“有一股強大的力量將我吸住了,我動不了,就像沼澤一樣快把我拉開啊。”
蕭晨如一個落水的人急急呼喊救命。
姬如雪立刻閃了過去拉蕭晨的手,剛一切觸,就好像被什麽吸住了一樣松不開了。猛然一回神,頓了頓,對著慶芳喊,“不要過來,結節有傳導性,必須要找一個修為比他高的人才能破了,否則只會被吸住。”
還好慶芳的腳受了些傷走的慢,要不然救命的稻草都沒有了。
“那現在該怎麽辦?你們不會死吧?”
慶芳焦急的問道。
“臭丫頭,你咒我啊,”姬如雪白了慶芳一眼,生氣的罵了一句。少許,又皺起黛眉,“我記起來了,我的師叔的功法屬性和我是一樣的,都是火屬性,你用火自然會被吸住了。”
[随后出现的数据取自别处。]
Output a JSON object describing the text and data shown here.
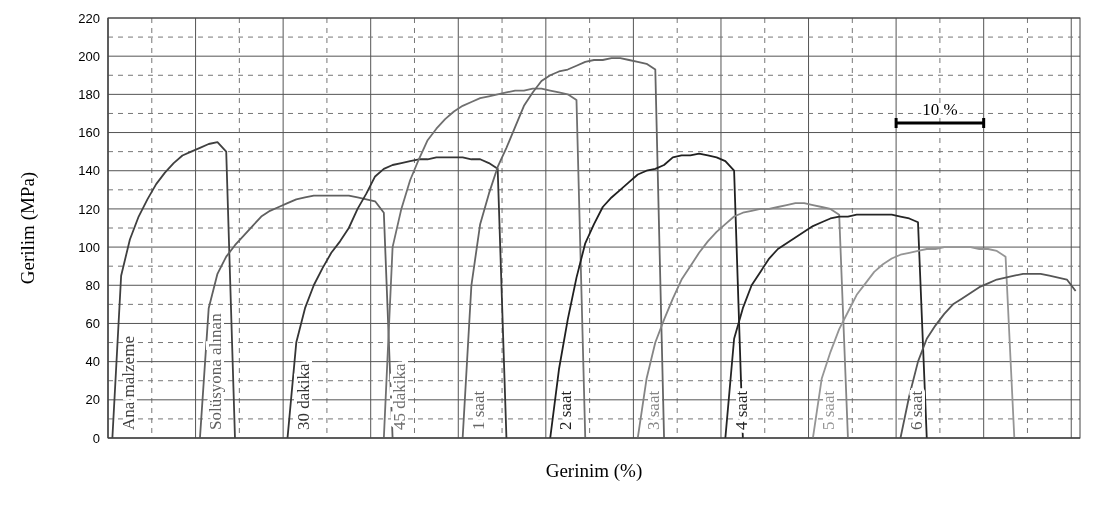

這時候,慶芳也識大體,沒有和姬如雪計較,爭辯道:“不對啊,不是同極互斥嗎?應該是踢開啊?怎麽會是吸引呢?”
“這個時候就不要拿磁鐵作類比了,”蕭晨打斷道,“你快想想辦法吧,我不能死在這啊!”蕭晨以求助的目光看向姬如雪。
“除非,我爹在,可是我爹在修真紀啊!”
“我那個去,不在同一個時空,這救兵也太遠了吧。”
蕭晨在心裡抱怨了一句。
“就沒有其他人了嗎?你們一共來了多少人啊?”
“大概七八個,我是第一個到的,一到時空鳥就墜毀了。”
“臭妖女,你不會是偷偷跑出來的吧,這回玩大發了吧!”慶芳諷刺道。
“臭丫頭知道還說,等我出去看我怎麽收拾你。”
姬如雪瞪著慶芳,隱約可見兩個秋水雙眸灼著一團火,身側的蕭晨頓覺溫度上升了不少,渾身上下熱了幾分,皺起了眉。片刻,姬如雪好似把慶芳當作了插足的第三者一般,深惡痛疾的咬牙切齒道。
“你來呀,來啊,我等著你收拾我呢,臭妖女。”慶芳歡快的向姬如雪做著鬼臉挑戰道。幸災樂禍的的手舞足蹈,,簡直比小三上位還要開心。
“你們就不要鬧來,都快出人命啦,若是實在不行只能保存水分等前輩醒來了。”
蕭晨一個標準的工科精英加理科精英簡稱理工精英總是能夠在關鍵時刻腦袋裡多上一根弦,理智的想出應對大災大難的方法。
“這可是一場艱苦的持久戰啊,臭妖女餓死你,不過學長我還是有辦法保你一條小命的,竟然是同性相吸那麽異性自然是相斥,我只要把我的手弄濕不就可以了。”
慶芳像是注射了嗎啡一樣興奮異常的揚了揚那一雙掌握著兩條人命的手,用陰得能讓人得風濕的目光瞅了瞅姬如雪。
“臭丫頭,你公報私仇,我不會放過你的。”
姬如雪瞪著慶芳,憤怒的啐了一嘴,
少許,慶芳拿來了一隻正規肯德基加盟店出廠的一隻肚包雞;還有一包用發黃的紙袋包裹的薯條;以及一大杯黑如漆墨的可樂,泛著點點晶瑩,隱隱覺著一股冰涼沁人心脾。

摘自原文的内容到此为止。